Уже три письма было так сожжено, и Галушко пообещал, что как доберется до восемнадцатого, то самого владельца оформит к расстрелу — за уничтожение величайших культурных ценностей.
— Да как же он докажет, — поинтересовался учитель логики, а прежде корниловский офицер, — если он доказательства сожжет?
— Очень просто докажет, — отозвался товарищ прокурора Временного правительства, — ссыплет весь пепел в архивный конверт и даст эксперту, а тот понюхает и напишет заключение, что пепел — тот самый. А где сжег? Да у себя дома на свечечке, чтоб не досталось народу.
Самого же «писучую жилку» не так поразила перспектива быть расстрелянным за Вольтера, как то, что Галушко назвал эти письма «величайшей культурной ценностью».
— Так, значит, понимает, что ценность? — прямо-таки бесновался он. Ведает, что творит?
— А они всегда ведали, — сказал корниловец. — Не ведал бы — так не жег.

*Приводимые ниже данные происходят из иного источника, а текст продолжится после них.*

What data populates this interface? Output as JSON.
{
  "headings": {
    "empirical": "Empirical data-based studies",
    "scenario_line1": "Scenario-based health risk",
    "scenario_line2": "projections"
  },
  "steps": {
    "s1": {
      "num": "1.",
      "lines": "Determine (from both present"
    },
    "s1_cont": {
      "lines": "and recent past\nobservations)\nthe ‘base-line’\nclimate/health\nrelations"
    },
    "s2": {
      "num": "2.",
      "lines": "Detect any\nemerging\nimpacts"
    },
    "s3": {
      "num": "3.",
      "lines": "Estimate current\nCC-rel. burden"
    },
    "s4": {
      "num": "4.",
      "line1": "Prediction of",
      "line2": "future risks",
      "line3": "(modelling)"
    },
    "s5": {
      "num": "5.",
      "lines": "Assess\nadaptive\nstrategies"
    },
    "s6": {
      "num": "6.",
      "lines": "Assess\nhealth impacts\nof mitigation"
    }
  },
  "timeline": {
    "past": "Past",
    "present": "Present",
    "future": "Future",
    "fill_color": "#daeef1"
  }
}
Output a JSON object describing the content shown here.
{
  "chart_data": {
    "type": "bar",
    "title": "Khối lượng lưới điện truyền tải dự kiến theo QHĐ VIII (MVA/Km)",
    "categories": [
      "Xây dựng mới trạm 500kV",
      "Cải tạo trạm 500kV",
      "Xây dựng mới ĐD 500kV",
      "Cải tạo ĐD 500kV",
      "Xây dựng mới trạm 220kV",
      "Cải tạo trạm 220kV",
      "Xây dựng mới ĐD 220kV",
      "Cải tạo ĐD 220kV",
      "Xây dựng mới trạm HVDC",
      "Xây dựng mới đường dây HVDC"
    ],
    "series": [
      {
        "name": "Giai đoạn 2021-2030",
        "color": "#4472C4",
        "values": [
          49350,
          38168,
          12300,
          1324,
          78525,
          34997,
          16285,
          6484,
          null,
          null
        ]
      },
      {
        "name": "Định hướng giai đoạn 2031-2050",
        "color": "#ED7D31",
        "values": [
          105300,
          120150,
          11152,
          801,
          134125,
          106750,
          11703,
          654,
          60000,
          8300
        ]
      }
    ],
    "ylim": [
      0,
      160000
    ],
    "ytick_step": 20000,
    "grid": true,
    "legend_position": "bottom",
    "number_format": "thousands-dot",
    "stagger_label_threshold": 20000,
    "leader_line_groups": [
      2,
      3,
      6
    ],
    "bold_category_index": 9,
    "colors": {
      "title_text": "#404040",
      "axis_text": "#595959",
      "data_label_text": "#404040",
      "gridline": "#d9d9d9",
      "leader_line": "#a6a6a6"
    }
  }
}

Генералу было мучительно видеть, как убивается «писучая жилка» из-за каких-то бумажек, и он, отозвав его в угол, осведомился полушепотом:
— Позвольте узнать… А копии с этих писем — составлены? Они в надежном месте? — И, кашлянув смущенно в кулак, добавил: — Если во мне не уверены, то не отвечайте…
«Писучая жилка» взглянул на него с изумлением.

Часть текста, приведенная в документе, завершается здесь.